According to an O’Reilly report, the most sought-after skills for generative AI projects include AI programming, data analysis and statistics, and operations for AI and machine learning. However, these skills remain in short supply, posing a challenge for the AI industry.

In response to the talent scarcity, organizations are anticipated to actively seek individuals with expertise in deploying, monitoring, and maintaining AI systems in real-world contexts. This trend is not limited to major tech companies but extends across industries as IT and data become ubiquitous business functions, aligning with the growing popularity of AI initiatives.

The focus on building internal AI and machine learning capabilities is seen as a crucial phase in the broader digital transformation landscape. Additionally, there’s a growing recognition of the importance of diversity in AI initiatives, spanning from technical teams constructing models to board-level decisions. This emphasis on diversity aims to address concerns related to biases in training data, fostering a more inclusive and ethical development of AI technologies.


✅As the curtain rises in 2024, the stage is set for a transformative AI renaissance. The groundbreaking advancements of 2023, from the rise of customizable chatbots to the ethical considerations of generative AI in video transformation, have laid the foundation for an era where AI seamlessly integrates into our daily lives.

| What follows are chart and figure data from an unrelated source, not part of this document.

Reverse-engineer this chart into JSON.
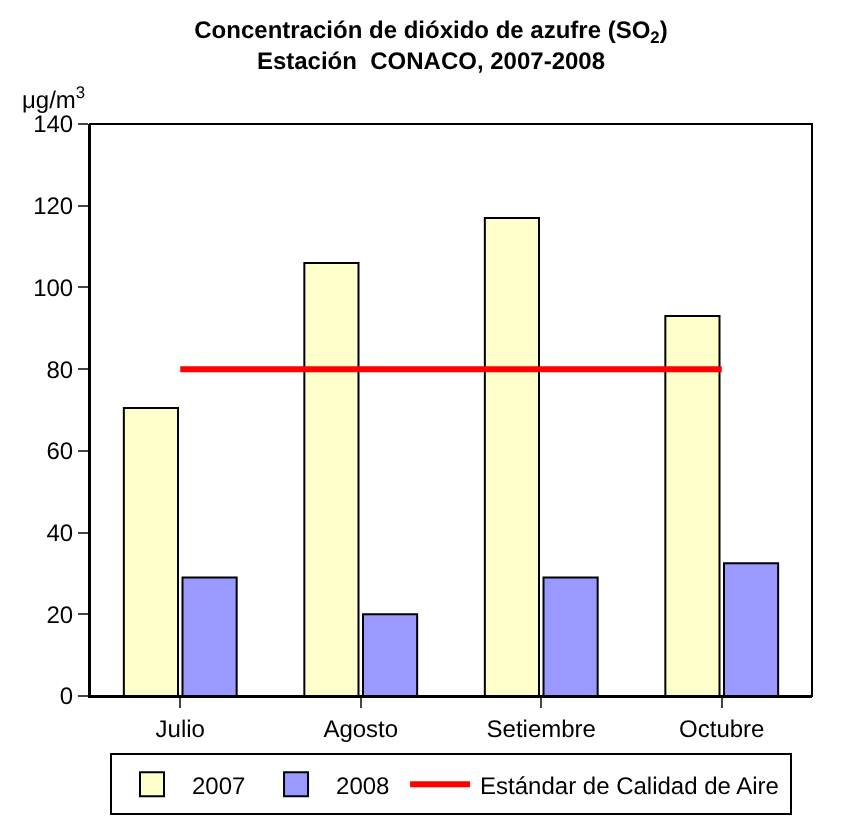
{
  "chart_data": {
    "type": "bar",
    "title": "Concentración de dióxido de azufre (SO$_{2}$)",
    "subtitle": "Estación  CONACO, 2007-2008",
    "ylabel": "μg/m$^{3}$",
    "categories": [
      "Julio",
      "Agosto",
      "Setiembre",
      "Octubre"
    ],
    "series": [
      {
        "name": "2007",
        "color": "#ffffcc",
        "values": [
          70.5,
          106,
          117,
          93
        ]
      },
      {
        "name": "2008",
        "color": "#9999ff",
        "values": [
          29,
          20,
          29,
          32.5
        ]
      }
    ],
    "ref_lines": [
      {
        "axis": "y",
        "value": 80,
        "label": "Estándar de Calidad de Aire",
        "color": "#ff0000"
      }
    ],
    "ylim": [
      0,
      140
    ],
    "yticks": [
      0,
      20,
      40,
      60,
      80,
      100,
      120,
      140
    ],
    "legend": "bottom"
  }
}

This year marks a pivotal shift from minimal experimentation to pragmatic, real-world applications.

✅In 2024, the world is not merely witnessing the evolution of AI; it is actively shaping it. From addressing the governance challenges posed by AI to navigating the complex landscape of regulations, organizations are ready to embrace AI’s potential while safeguarding against its risks.

✅As the global community struggles with the complexities of AI ethics, transparency, and security, 2024 emerges as the year when AI, with its immense capabilities and challenges, takes centre stage, compelling us to craft a future where AI enriches human experiences responsibly and ethically.